Mass incarceration and the War on Drugs have had a significant impact on substance abuse rates, especially within BBIPOC communities. The discriminatory enforcement of drug laws has led to higher rates of incarceration among people of color for non-violent drug offenses compared to their white counterparts. This disproportionate targeting contributes to cycles of poverty, trauma, and substance abuse within marginalized communities.

Emotional Responses to the Content

Watching the documentary evoked a range of emotions, including anger, sadness, and frustration. Witnessing the systemic injustices and racial disparities portrayed in the film highlighted the urgent need for societal change and advocacy for marginalized communities. The stories shared by individuals impacted by mass incarceration and addiction were poignant reminders of the real human toll of these unjust policies.

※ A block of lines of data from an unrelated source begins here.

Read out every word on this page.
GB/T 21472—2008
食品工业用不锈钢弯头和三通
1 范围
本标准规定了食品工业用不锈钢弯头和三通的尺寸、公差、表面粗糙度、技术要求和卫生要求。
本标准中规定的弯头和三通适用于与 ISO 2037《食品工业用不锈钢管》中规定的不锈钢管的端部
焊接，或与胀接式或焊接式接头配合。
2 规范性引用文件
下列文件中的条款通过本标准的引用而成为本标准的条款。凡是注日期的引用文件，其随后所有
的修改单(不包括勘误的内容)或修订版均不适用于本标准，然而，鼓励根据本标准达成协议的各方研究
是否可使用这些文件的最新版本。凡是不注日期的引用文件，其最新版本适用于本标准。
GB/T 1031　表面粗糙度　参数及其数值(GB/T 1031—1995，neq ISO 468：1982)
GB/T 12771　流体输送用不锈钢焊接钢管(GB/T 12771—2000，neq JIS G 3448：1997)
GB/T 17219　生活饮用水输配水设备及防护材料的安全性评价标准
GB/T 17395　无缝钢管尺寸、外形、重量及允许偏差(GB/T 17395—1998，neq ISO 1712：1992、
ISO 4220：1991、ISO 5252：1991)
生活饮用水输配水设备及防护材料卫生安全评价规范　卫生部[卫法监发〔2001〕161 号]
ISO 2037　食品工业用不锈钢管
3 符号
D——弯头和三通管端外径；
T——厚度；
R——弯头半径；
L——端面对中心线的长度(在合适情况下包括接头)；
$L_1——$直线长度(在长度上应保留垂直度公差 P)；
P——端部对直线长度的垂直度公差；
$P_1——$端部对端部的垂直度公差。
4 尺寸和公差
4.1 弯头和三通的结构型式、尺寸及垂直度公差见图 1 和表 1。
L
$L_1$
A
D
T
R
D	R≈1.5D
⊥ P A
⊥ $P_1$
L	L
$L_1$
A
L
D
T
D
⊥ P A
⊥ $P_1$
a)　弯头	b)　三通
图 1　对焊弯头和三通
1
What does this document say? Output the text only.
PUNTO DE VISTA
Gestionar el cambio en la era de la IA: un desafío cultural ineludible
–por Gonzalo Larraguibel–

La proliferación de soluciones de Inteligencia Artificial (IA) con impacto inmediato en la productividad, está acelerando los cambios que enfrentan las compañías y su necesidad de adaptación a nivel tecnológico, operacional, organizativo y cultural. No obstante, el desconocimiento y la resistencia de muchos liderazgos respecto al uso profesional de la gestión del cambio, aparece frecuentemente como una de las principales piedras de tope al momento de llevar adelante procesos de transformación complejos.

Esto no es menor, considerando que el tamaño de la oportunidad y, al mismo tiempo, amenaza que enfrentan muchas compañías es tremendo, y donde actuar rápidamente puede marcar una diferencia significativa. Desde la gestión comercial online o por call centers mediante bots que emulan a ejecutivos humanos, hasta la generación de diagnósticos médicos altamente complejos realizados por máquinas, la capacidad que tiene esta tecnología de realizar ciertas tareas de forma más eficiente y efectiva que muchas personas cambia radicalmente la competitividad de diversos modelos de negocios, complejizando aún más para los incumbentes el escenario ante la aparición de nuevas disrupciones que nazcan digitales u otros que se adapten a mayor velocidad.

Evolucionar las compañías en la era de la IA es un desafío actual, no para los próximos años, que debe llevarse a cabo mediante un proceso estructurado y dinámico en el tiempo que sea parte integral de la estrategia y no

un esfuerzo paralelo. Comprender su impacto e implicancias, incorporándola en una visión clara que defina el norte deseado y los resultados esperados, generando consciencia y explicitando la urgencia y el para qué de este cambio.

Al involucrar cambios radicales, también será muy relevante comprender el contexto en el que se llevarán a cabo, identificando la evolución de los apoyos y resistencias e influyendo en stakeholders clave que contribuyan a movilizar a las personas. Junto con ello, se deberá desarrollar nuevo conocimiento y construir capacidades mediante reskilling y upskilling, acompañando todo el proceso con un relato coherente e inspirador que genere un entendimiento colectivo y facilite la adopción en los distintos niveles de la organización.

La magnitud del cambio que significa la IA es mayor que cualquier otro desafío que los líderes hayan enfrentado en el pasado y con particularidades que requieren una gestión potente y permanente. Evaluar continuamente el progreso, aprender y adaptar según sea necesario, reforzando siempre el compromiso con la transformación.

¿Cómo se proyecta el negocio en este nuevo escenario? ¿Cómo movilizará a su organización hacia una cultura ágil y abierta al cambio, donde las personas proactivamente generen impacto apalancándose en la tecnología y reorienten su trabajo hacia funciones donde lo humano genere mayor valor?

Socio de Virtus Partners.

Identifying Biases and Beliefs

While watching the film, biases and beliefs regarding addiction, the American Legal System, and addiction prevalence became apparent. Acknowledging these biases is crucial as they can manifest as countertransference when working with clients experiencing addiction, particularly BBIPOC individuals. It is essential to challenge these biases and engage in ongoing self-reflection to ensure ethical and culturally responsive practice.

Impact on Work with Diverse Populations

The information gleaned from the documentary will profoundly impact my work with diverse populations affected by addiction, especially BBIPOC clients. Understanding the systemic factors contributing to substance abuse and incarceration rates among marginalized communities will inform a more empathetic and culturally sensitive approach to therapy. It underscores the importance of advocating for social justice and dismantling oppressive systems that perpetuate health disparities.


In conclusion, engaging with challenging and thought-provoking content like the documentary 13th can deepen our understanding of social injustices and their impact on mental health and well-being. By critically examining our biases and beliefs, we can enhance our ethical practice as couple and family therapists working with diverse populations. This reflective process is essential for fostering a therapeutic environment that is inclusive, empowering, and conducive to positive change for our clients.